Fair Authority officials violated expense account rules. They handed out phony fair attendance numbers. One authority member was ousted for being a crony of Gregory. Another paid an investigator to dig up dirt on a fair official who later sued the board for discrimination.
Then, in 1995, the Legislature placed the Fair Authority under the direction of the Florida Department of Agriculture and Consumer Services. New York Yankees boss George Steinbrenner was appointed authority chairman. Vymlatil was named executive director.
The Fair Authority, then in debt by $3.5-million, now has reserves of about $3-million, according to authority controller Giles Ellis.
"There was quite a bit of turmoil and laxity in spending," said Ellis. "The fair has stabilized now. It's been a huge turnaround."
Neighbors say they regret Vymlatil's departure, especially now that the fairgrounds is to be home to Clear Channel Entertainment's 20,000-seat amphitheater. The concert venue is scheduled for completion in July.
"It scares me that some new guy is going to come in and take over with all that's going on," said Dakin.
Agriculture Commissioner Charles Bronson and Fair Authority officials will select a replacement for Vymlatil after a national search, said agriculture spokesman Terence McElroy.
Vymlatil's last day on the job is May 28.
Agriculture and fair officials have begun studying how to handle the midway with Gregory gone. McElroy said options include the authority's taking over midway operations, hiring a variety of operators or bidding out the midway to find one operator, as was done under Gregory's United Shows.
In late 2000, and at the advice of Vymlatil, then-Agriculture Commissioner Bob Crawford extended the midway contact at the Florida State Fair to Gregory on a no-bid basis. Crawford, who had received campaign contributions from Gregory, resigned his Cabinet post soon after to take a $200,000-a-year job running the Florida Department of Citrus.
Gregory's contract extension came nine months after President Clinton pardoned Gregory and his wife, Vonna Jo Gregory, of convictions for bank fraud.
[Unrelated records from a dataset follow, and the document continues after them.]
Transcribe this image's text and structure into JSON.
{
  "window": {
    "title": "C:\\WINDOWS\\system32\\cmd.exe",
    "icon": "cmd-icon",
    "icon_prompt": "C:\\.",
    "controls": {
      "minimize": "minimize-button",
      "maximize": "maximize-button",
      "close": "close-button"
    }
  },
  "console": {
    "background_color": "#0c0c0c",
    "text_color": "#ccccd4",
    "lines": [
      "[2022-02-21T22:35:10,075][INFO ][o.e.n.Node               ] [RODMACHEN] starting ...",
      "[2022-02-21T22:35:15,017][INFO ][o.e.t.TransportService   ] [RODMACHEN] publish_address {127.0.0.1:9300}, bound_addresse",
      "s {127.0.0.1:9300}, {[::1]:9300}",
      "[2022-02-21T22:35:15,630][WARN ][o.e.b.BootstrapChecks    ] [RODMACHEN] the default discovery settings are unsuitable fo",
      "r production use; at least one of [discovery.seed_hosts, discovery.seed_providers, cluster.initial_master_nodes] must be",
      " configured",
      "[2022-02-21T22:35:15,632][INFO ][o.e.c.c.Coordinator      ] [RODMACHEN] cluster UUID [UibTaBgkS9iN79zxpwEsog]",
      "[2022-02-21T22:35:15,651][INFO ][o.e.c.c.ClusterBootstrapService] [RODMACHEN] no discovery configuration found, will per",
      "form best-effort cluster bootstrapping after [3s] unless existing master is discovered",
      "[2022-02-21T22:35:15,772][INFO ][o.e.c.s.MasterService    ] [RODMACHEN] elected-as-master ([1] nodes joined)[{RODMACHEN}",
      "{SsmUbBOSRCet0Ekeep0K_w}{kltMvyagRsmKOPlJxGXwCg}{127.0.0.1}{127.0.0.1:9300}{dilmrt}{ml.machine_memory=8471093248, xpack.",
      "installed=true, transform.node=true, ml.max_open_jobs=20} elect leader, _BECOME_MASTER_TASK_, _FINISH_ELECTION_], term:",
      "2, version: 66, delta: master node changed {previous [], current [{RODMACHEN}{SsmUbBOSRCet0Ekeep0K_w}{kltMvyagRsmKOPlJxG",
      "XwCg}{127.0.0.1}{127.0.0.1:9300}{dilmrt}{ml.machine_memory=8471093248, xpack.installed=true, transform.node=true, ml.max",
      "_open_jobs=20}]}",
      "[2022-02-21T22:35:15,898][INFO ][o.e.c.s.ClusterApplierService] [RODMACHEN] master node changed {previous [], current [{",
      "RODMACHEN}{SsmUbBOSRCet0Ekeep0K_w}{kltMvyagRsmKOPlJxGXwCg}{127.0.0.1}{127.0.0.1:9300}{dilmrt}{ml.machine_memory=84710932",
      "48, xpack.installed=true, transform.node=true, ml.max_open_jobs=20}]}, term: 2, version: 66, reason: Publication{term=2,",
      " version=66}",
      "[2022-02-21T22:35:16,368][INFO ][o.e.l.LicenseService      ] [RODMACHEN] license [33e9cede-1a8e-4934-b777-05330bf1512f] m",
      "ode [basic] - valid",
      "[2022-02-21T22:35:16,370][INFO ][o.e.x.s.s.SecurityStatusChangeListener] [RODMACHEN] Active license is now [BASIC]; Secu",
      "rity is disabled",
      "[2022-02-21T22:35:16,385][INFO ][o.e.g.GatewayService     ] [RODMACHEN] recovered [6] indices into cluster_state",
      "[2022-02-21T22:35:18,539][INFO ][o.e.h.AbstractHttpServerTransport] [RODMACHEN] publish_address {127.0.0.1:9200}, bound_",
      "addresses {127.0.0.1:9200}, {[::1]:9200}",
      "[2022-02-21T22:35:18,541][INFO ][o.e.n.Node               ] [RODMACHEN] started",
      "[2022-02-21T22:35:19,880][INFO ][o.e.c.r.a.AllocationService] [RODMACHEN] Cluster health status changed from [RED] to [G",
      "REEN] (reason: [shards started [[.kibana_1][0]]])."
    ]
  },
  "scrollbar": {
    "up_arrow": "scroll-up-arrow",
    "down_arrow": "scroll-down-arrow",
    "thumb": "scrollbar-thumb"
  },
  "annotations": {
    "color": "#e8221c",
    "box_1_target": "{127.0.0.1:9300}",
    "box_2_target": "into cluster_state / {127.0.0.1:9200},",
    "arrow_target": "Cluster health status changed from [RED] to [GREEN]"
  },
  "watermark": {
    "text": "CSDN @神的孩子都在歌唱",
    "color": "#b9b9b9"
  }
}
The charges stemmed from accusations that the couple drained the assets of a small Alabama bank in 1982 to make loans to their friends and to their own businesses.
Fearing the felony conviction might make him ineligible for new midway contracts, Gregory sought the presidential pardon through a man he had hired as a consultant: Tony Rodham, the brother of the first lady at the time, Hillary Rodham Clinton.
Rodham helped arrange for United Shows to offer midway games and rides at the White House in 1998. Despite the Justice Department's strong recommendation against the pardons, Clinton signed them in March 2000.
An investigation into the pardons turned up no criminal wrongdoing. Gregory said he paid Rodham nothing to seek the pardons. Rodham said he received nothing.
Gregory died with his midway companies owing $47-million and seeking protection from creditors in federal bankruptcy court in Tennessee.
Vymlatil kept the Fair Authority apprised of the bankruptcy, filed in August 2002, while Gregory still had two years to run on his Florida State Fair contract.
Competing carnival operators complained about being shut out by Gregory's contract, but authority members seemed satisfied that Gregory was still running a clean midway.
"We worked with the bankruptcy trustee to see if everything was done correctly, and it was," said Ellis, the authority controller.
"We always felt pretty good about Ed's midway," said Voskerichian. "He was every responsive to us."